Let's denote the number of skiers who bought season passes as \( S \) and the number of snowboarders who bought season passes as \( B \). According to the information given:
1. The ratio of skiers to snowboarders is 1:2, which means \( S:B = 1:2 \).
2. There are 1250 more snowboarders than skiers, which can be written as \( B = S + 1250 \).

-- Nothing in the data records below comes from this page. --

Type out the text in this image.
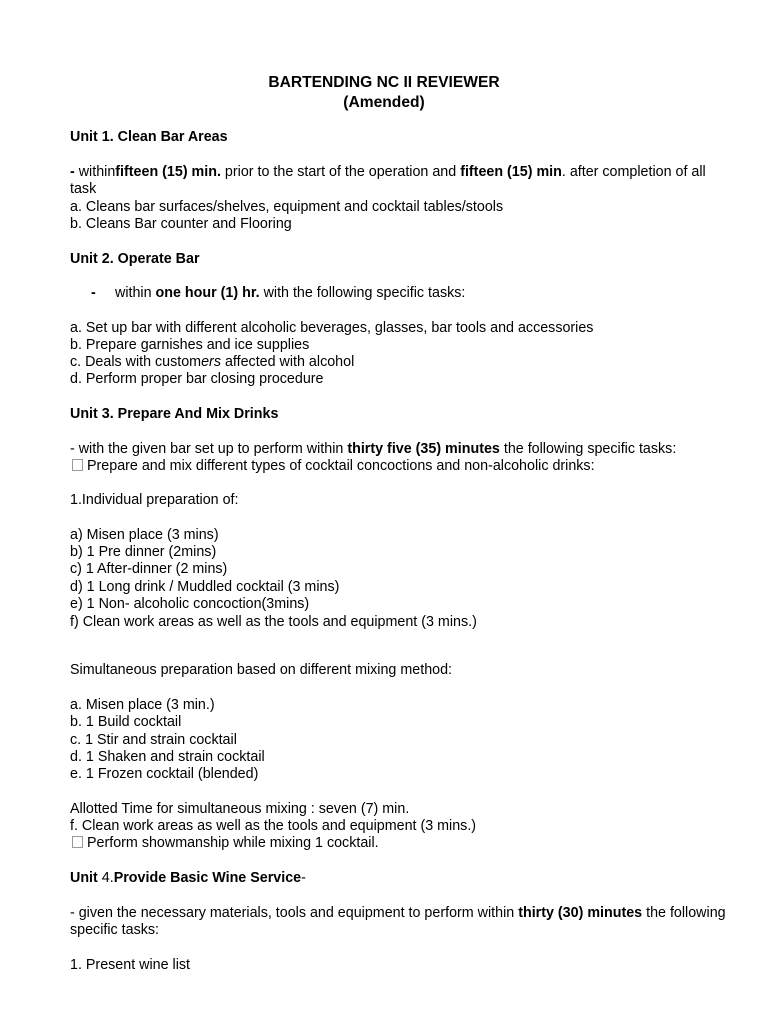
BARTENDING NC II REVIEWER
(Amended)
Unit 1. Clean Bar Areas
- withinfifteen (15) min. prior to the start of the operation and fifteen (15) min. after completion of all task
a. Cleans bar surfaces/shelves, equipment and cocktail tables/stools
b. Cleans Bar counter and Flooring
Unit 2. Operate Bar
- within one hour (1) hr. with the following specific tasks:
a. Set up bar with different alcoholic beverages, glasses, bar tools and accessories
b. Prepare garnishes and ice supplies
c. Deals with customers affected with alcohol
d. Perform proper bar closing procedure
Unit 3. Prepare And Mix Drinks
- with the given bar set up to perform within thirty five (35) minutes the following specific tasks:
Prepare and mix different types of cocktail concoctions and non-alcoholic drinks:
1.Individual preparation of:
a) Misen place (3 mins)
b) 1 Pre dinner (2mins)
c) 1 After-dinner (2 mins)
d) 1 Long drink / Muddled cocktail (3 mins)
e) 1 Non- alcoholic concoction(3mins)
f) Clean work areas as well as the tools and equipment (3 mins.)
Simultaneous preparation based on different mixing method:
a. Misen place (3 min.)
b. 1 Build cocktail
c. 1 Stir and strain cocktail
d. 1 Shaken and strain cocktail
e. 1 Frozen cocktail (blended)
Allotted Time for simultaneous mixing : seven (7) min.
f. Clean work areas as well as the tools and equipment (3 mins.)
Perform showmanship while mixing 1 cocktail.
Unit 4.Provide Basic Wine Service-
- given the necessary materials, tools and equipment to perform within thirty (30) minutes the following specific tasks:
1. Present wine list
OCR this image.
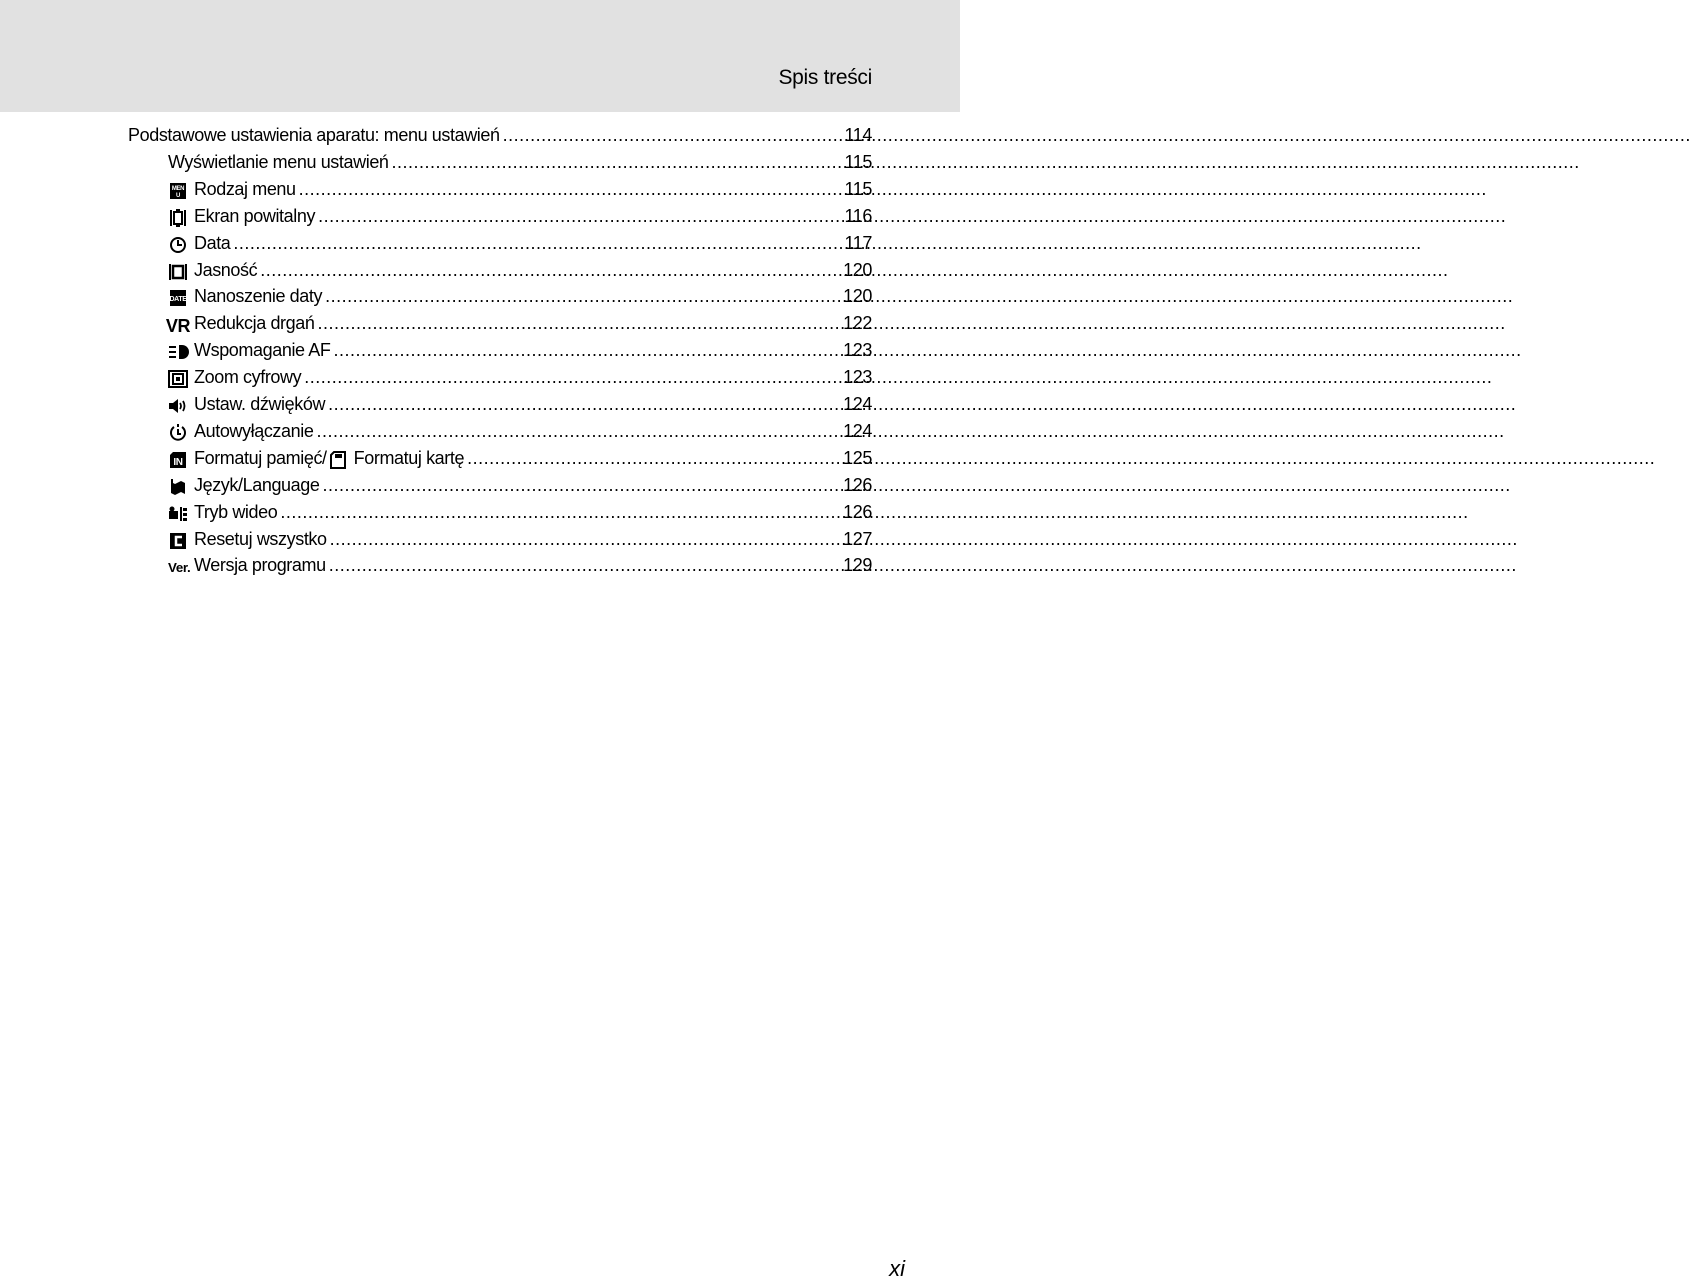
Spis treści
Podstawowe ustawienia aparatu: menu ustawień .....	114
Wyświetlanie menu ustawień .....	115
MEN
U Rodzaj menu .....	115
Ekran powitalny .....	116
Data .....	117
Jasność .....	120
DATE Nanoszenie daty .....	120
VR Redukcja drgań .....	122
Wspomaganie AF .....	123
Zoom cyfrowy .....	123
Ustaw. dźwięków .....	124
Autowyłączanie .....	124
IN Formatuj pamięć/ Formatuj kartę .....	125
Język/Language .....	126
Tryb wideo .....	126
Resetuj wszystko .....	127
Ver. Wersja programu .....	129
xi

Let's use these equations to find the exact numbers:
From the ratio \( S:B = 1:2 \), we can say:
\[
\frac{S}{B} = \frac{1}{2}
\]
Now, let's use the equation \( B = S + 1250 \) to substitute \( B \) in the ratio equation:
\[
\frac{S}{S + 1250} = \frac{1}{2}
\]
Now, we will cross multiply to get rid of the fraction:
\[
2S = S + 1250
\]
Subtract \( S \) from both sides to solve for \( S \):
\[
2S - S = 1250
\]
\[
S = 1250
\]
So we have found that the number of skiers \( S \) is 1250. Now, we can use the equation relating \( S \) and \( B \) to find the number of snowboarders:
\[
B = S + 1250
\]
\[
B = 1250 + 1250
\]
\[
B = 2500
\]
Therefore, the number of skiers who bought season passes is 1250, and the number of snowboarders who bought season passes is 2500.